I spent three years holding the words in. I spent three years hiding from the light, hiding a hidden shame. I spent 3 years confiding in the familiar strangers and not my strange familiars.
I spent 3 years hollow, two of those I lived alone. Alone and more alone than I have ever felt... empty and dead.
Years I broke down, years I built myself back up. Years I made someone of myself that the broken woman I was could cling to in the flood of her emotions.
Years I had to hold up this mask, this pretense.
In those few panicked days I found more of myself than the months of therapy.
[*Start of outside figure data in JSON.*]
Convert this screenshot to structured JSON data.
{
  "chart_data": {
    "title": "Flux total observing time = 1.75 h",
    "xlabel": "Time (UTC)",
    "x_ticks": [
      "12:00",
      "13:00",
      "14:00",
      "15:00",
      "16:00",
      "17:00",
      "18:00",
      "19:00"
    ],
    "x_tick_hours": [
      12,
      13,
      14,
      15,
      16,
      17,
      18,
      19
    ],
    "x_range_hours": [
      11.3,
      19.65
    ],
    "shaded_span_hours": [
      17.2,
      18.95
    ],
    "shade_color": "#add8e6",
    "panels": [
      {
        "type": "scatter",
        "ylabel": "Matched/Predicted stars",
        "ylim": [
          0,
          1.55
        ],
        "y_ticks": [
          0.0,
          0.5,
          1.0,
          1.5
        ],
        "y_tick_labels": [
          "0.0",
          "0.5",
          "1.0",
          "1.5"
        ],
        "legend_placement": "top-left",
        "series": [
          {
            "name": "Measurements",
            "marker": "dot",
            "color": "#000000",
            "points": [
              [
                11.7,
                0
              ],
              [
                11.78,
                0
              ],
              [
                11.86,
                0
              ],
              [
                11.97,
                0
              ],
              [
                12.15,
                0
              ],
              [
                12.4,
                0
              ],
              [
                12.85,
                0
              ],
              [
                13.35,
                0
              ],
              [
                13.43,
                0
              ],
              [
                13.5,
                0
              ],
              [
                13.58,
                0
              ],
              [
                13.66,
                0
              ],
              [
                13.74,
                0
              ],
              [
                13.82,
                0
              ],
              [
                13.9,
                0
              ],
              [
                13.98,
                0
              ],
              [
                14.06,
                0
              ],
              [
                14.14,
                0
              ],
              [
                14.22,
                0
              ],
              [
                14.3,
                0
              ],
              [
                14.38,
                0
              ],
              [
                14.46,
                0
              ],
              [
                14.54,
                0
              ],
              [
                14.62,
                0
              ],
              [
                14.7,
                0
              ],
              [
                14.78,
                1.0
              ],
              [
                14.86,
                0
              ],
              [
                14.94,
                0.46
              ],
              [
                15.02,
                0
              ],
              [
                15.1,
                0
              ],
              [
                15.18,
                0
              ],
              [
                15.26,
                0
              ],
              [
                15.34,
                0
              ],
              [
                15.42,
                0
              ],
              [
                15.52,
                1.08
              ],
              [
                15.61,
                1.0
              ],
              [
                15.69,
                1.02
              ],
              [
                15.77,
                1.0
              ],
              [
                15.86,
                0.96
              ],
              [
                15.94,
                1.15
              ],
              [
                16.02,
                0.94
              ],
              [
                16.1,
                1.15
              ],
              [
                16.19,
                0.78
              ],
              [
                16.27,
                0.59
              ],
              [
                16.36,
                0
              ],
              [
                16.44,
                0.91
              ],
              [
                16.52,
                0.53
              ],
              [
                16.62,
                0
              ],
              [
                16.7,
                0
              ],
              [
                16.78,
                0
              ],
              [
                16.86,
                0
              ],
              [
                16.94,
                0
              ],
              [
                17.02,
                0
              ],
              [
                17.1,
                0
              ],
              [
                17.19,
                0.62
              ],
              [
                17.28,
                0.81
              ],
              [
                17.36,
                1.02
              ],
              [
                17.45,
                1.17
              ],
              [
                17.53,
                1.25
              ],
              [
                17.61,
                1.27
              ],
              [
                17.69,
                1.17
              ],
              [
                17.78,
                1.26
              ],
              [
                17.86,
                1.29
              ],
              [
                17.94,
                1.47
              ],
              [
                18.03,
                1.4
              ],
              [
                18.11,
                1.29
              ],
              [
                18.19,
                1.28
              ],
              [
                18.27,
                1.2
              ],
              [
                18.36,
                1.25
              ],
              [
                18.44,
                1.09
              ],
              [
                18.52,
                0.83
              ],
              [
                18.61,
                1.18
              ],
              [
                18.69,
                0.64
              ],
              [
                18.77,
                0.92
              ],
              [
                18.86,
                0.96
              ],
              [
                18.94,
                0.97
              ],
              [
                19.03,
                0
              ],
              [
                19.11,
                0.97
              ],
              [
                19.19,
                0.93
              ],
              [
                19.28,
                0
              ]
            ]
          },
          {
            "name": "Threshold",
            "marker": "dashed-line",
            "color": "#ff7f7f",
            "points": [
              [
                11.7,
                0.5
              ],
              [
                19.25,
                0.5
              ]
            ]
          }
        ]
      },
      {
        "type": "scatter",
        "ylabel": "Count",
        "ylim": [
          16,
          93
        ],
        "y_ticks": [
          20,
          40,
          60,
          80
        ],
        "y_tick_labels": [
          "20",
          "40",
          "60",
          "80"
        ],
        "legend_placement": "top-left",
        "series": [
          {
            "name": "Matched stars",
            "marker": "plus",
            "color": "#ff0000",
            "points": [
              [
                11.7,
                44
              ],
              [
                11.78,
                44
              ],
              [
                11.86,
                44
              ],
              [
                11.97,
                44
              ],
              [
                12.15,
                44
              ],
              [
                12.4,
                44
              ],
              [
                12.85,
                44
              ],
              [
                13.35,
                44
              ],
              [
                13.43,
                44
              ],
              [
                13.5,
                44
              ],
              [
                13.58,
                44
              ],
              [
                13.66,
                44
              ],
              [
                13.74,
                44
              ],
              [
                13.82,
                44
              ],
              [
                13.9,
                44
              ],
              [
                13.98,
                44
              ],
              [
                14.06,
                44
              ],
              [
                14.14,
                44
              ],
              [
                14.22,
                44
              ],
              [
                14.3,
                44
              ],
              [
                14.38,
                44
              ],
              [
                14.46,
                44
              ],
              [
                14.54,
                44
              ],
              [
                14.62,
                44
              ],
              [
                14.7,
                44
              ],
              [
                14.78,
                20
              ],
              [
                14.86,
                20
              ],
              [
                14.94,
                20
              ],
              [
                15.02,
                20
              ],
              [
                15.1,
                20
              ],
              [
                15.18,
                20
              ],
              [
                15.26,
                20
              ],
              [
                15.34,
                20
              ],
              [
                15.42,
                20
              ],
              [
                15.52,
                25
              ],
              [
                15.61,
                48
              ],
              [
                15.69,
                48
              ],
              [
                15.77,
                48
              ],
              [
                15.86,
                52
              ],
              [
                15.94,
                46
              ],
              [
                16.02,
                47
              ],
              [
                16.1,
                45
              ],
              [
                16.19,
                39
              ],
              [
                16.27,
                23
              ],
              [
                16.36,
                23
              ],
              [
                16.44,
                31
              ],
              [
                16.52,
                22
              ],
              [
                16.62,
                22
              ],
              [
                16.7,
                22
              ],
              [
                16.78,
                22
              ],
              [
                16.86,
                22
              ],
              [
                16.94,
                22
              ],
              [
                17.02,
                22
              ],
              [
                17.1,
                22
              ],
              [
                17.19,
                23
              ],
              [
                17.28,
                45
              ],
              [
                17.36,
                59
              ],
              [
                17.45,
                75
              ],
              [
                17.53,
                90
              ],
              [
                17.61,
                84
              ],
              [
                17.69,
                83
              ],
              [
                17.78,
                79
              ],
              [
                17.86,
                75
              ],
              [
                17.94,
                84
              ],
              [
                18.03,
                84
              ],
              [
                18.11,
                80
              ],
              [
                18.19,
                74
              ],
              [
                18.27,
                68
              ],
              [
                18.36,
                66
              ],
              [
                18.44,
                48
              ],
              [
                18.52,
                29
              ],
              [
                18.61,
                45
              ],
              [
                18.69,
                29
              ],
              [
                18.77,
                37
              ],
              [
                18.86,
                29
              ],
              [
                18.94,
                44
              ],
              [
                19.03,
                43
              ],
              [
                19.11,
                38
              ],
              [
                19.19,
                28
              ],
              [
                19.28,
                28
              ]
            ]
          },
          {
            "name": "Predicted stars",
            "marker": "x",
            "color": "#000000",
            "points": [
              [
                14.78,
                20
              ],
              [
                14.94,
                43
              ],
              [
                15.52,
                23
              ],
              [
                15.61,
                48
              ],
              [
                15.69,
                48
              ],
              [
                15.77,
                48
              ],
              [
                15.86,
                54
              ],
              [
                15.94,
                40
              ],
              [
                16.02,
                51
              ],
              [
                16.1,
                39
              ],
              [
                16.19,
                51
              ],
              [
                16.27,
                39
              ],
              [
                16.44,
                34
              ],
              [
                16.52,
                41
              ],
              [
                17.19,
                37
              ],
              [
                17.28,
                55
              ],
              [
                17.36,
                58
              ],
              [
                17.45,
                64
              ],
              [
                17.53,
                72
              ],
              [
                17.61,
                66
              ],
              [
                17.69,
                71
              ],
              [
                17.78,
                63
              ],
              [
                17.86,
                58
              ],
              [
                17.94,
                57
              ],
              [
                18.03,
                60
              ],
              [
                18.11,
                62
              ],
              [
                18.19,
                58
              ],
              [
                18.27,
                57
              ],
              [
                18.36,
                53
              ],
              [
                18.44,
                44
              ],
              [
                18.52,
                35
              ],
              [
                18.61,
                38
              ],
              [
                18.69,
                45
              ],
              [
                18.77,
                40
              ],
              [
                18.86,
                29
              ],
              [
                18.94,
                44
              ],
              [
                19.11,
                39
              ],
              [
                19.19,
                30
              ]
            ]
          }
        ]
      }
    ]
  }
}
In the sickening days after, I was unsteady in the face of a winter that looked as barren as I felt.

Three years I fought to bury the truth, but that's the beautiful curse of the truth isn't it; the truth will always come out.
When it came out of the closet, it was one small skeleton with the weight of my shattered world. A skeleton without a single bone, a ghost in every sense; a ghost on small wings.
A ghost on moth wings, craving the light only to perish in the unsteady flame, my flame.

So excuse me when I scream; I finally allowed myself to grieve out loud. Allow me a second to breathe between the unsteady screams in my throat and the stream pouring down my face from my heart.